Loi Avia : la censure institutionnalisée

Communiqué de la Dissidence Française

L’Assemblée Nationale a adopté hier la proposition de loi « visant à lutter contre les contenus haineux sur Internet » présentée par Laetita Avia (élue LREM, qui s’était faite connaître en 2017 suite à une altercation avec un chauffeur de taxi qu’elle aurait « mordu »). Ciblant particulièrement les réseaux sociaux, la proposition de loi votée par l’Assemblée entend forcer les plateformes (Facebook, Twitter, YouTube etc…) à retirer ou déréférencer dans les vingt-quatre heures les contenus jugés « illicites » après un simple signalement.
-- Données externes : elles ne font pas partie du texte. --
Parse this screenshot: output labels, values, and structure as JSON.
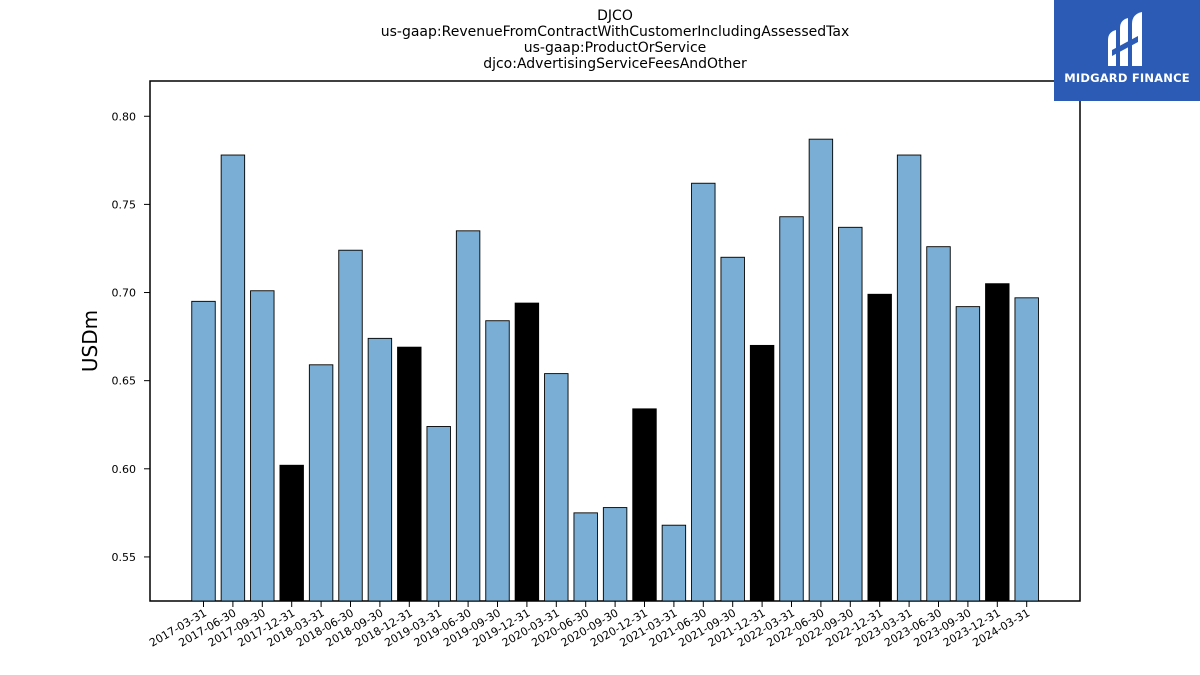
{
  "chart_data": {
    "type": "bar",
    "title_lines": [
      "DJCO",
      "us-gaap:RevenueFromContractWithCustomerIncludingAssessedTax",
      "us-gaap:ProductOrService",
      "djco:AdvertisingServiceFeesAndOther"
    ],
    "xlabel": "",
    "ylabel": "USDm",
    "ylim": [
      0.525,
      0.82
    ],
    "yticks": [
      0.55,
      0.6,
      0.65,
      0.7,
      0.75,
      0.8
    ],
    "ytick_labels": [
      "0.55",
      "0.60",
      "0.65",
      "0.70",
      "0.75",
      "0.80"
    ],
    "grid": false,
    "categories": [
      "2017-03-31",
      "2017-06-30",
      "2017-09-30",
      "2017-12-31",
      "2018-03-31",
      "2018-06-30",
      "2018-09-30",
      "2018-12-31",
      "2019-03-31",
      "2019-06-30",
      "2019-09-30",
      "2019-12-31",
      "2020-03-31",
      "2020-06-30",
      "2020-09-30",
      "2020-12-31",
      "2021-03-31",
      "2021-06-30",
      "2021-09-30",
      "2021-12-31",
      "2022-03-31",
      "2022-06-30",
      "2022-09-30",
      "2022-12-31",
      "2023-03-31",
      "2023-06-30",
      "2023-09-30",
      "2023-12-31",
      "2024-03-31"
    ],
    "values": [
      0.695,
      0.778,
      0.701,
      0.602,
      0.659,
      0.724,
      0.674,
      0.669,
      0.624,
      0.735,
      0.684,
      0.694,
      0.654,
      0.575,
      0.578,
      0.634,
      0.568,
      0.762,
      0.72,
      0.67,
      0.743,
      0.787,
      0.737,
      0.699,
      0.778,
      0.726,
      0.692,
      0.705,
      0.697
    ],
    "highlight_quarter_end": "12-31",
    "colors": {
      "bar": "#7aaed4",
      "highlight_bar": "#000000",
      "edge": "#000000"
    }
  },
  "logo": {
    "text": "MIDGARD FINANCE",
    "background": "#2b5bb5"
  }
}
La loi prévoit également le renforcement des pouvoirs du CSA, la création d’un parquet spécialisé dans la lutte contre les « contenus haineux sur Internet » ainsi que d’un « observatoire de la haine en ligne ». Adoptée à l’Assemblée, la proposition de loi devra désormais être examinée par le Sénat à la rentrée.

Cette proposition de loi marque une nouvelle étape dans la répression de la liberté d’expression et d’opinion, et témoigne de la dérive autoritaire de cette tyrannie des lobbies qui entend réduire au silence toutes ses oppositions.

Déléguant à des multinationales privées la capacité d’arbitrage en matière de liberté d’expression et ne prévoyant aucune sanction en cas de censure abusive, ce texte accroît encore davantage le spectre des opinions « illicites » : l’injure et l’incitation à la haine, à la discrimination ou à la violence sur des personnes en raison de leur sexe, de leur orientation sexuelle, de leur identité de genre, de leur handicap, de leur nationalité, de leur ethnie, de leur religion ou d’une prétendue « race » seraient ainsi bannis des réseaux sociaux et constitueraient des motifs de poursuites judiciaires.

Dans les faits, il est donc évident que le principal objectif de cette proposition de loi est de faire taire les opinions non-conformes et les propos critiques sur les politiques d’immigration et d’intégration menées par le gouvernement Macron et la plupart des gouvernements européens. Sera-t-il bientôt prohibé d’être opposé à l’immigration massive et à l’islamisation de la France ? Dénoncer les filières d’immigration clandestine et le trafic d’êtres humains organisé avec la complicité d’ONG « humanitaires », cela tombera-t-il bientôt sous le coup de la loi ? S’inquiéter et s’indigner de la radicalisation islamiste d’un certain nombre de quartiers et de banlieues, est-ce un « appel à la haine » passible de sanction pénale ? En résumé, le fait de décrire et d’analyser les implications réelles du multiculturalisme et leurs conséquences relève-t-il d’un comportement criminel ?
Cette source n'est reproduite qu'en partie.